Sur une piste isolée en Essonne, un objet de 3 tonnes pivote à 60 tours par minute. Un monstre technologique signé Thales, capable d’absorber des torrents de données à une cadence infernale. Son nom : Ground Fire 300. Et derrière lui, un objectif clair : reprendre le dessus sur les radars américains.
« Nous avons vendu 300 radars de la gamme Ground Master dans le monde. » L’affirmation d’Éric Marceau, directeur marketing des radars de surface chez Thales pose le décor. Depuis Limours, le fabricant tricolore annonce la couleur : avec le Ground Fire 300, il entend replacer la France dans le peloton de tête de la défense aérienne.

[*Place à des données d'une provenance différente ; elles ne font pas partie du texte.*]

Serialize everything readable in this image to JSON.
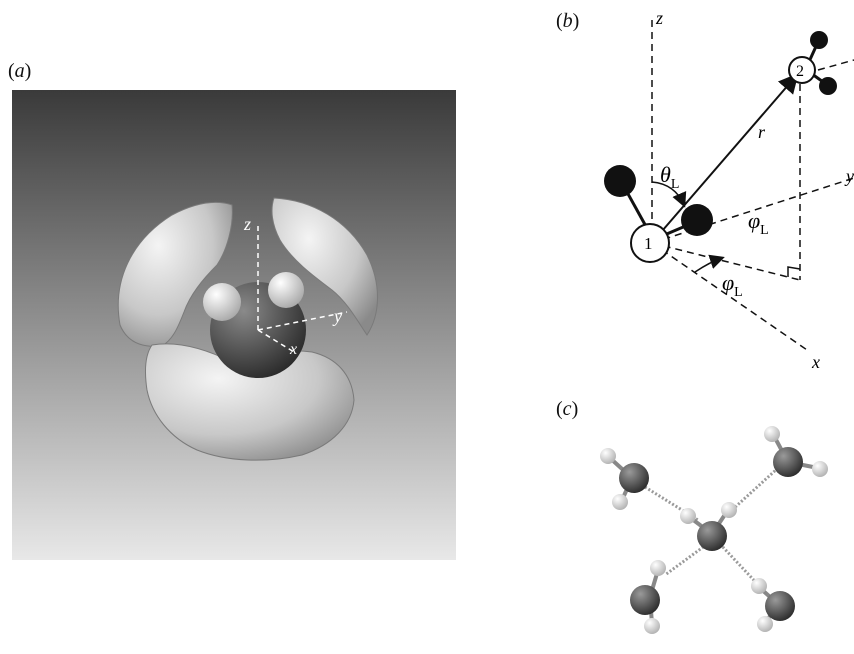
{
  "panel_a": {
    "label": "(a)",
    "axes": {
      "x": "x",
      "y": "y",
      "z": "z"
    },
    "colors": {
      "bg_top": "#3a3a3a",
      "bg_bottom": "#e8e8e8",
      "shell": "#cfcfcf",
      "molecule": "#4a4a4a"
    }
  },
  "panel_b": {
    "label": "(b)",
    "axes": {
      "x": "x",
      "y": "y",
      "z": "z"
    },
    "theta": "θ",
    "phi": "φ",
    "sub": "L",
    "r": "r",
    "mol1": "1",
    "mol2": "2"
  },
  "panel_c": {
    "label": "(c)",
    "colors": {
      "oxygen": "#3c3c3c",
      "hydrogen": "#e6e6e6",
      "bond": "#9a9a9a"
    }
  }
}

Ground Fire 300 : le retour de Thales dans la course radar
À première vue, un Ground Fire 300 ressemble à une caisse de transport un peu massive. En réalité, c’est une centrale nerveuse redoutable, dotée d’une antenne active à balayage électronique, capable de suivre 1 000 cibles sur un rayon de 550 kilomètres. Sa particularité ? Son traitement numérique en temps réel : 4 téraoctets par seconde, soit l’équivalent de 4 000 films visionnés en simultané, selon Eric Marceau.
Cette prouesse ne s’arrête pas là. Grâce à une rotation complète par seconde, le radar actualise en permanence sa perception du champ de bataille. « Le radar n’a qu’une seule antenne, mais elle est capable d’émettre plusieurs faisceaux et d’avoir plusieurs yeux en même temps », précise Marceau à Les Échos. Une performance décisive pour la détection des drones, des missiles hypersoniques ou balistiques.
Pendant longtemps, le Patriot américain a dominé les débats. Le système SAMP/T franco-italien, malgré ses qualités, peinait à convaincre hors de ses frontières. Mais aujourd’hui, Thales estime avoir effacé son retard. « Nos performances sont désormais nettement supérieures à celles du Patriot américain », déclare Eric Marceau.
Derrière le Ground Fire 300, c’est un changement d’équilibre stratégique qui se joue. L’initiative allemande pour un bouclier européen basé sur les Patriot patine, tandis que des voix s’élèvent pour réaffirmer une souveraineté industrielle européenne. Le message de Thales est limpide : l’Europe dispose à présent d’une alternative crédible et performante.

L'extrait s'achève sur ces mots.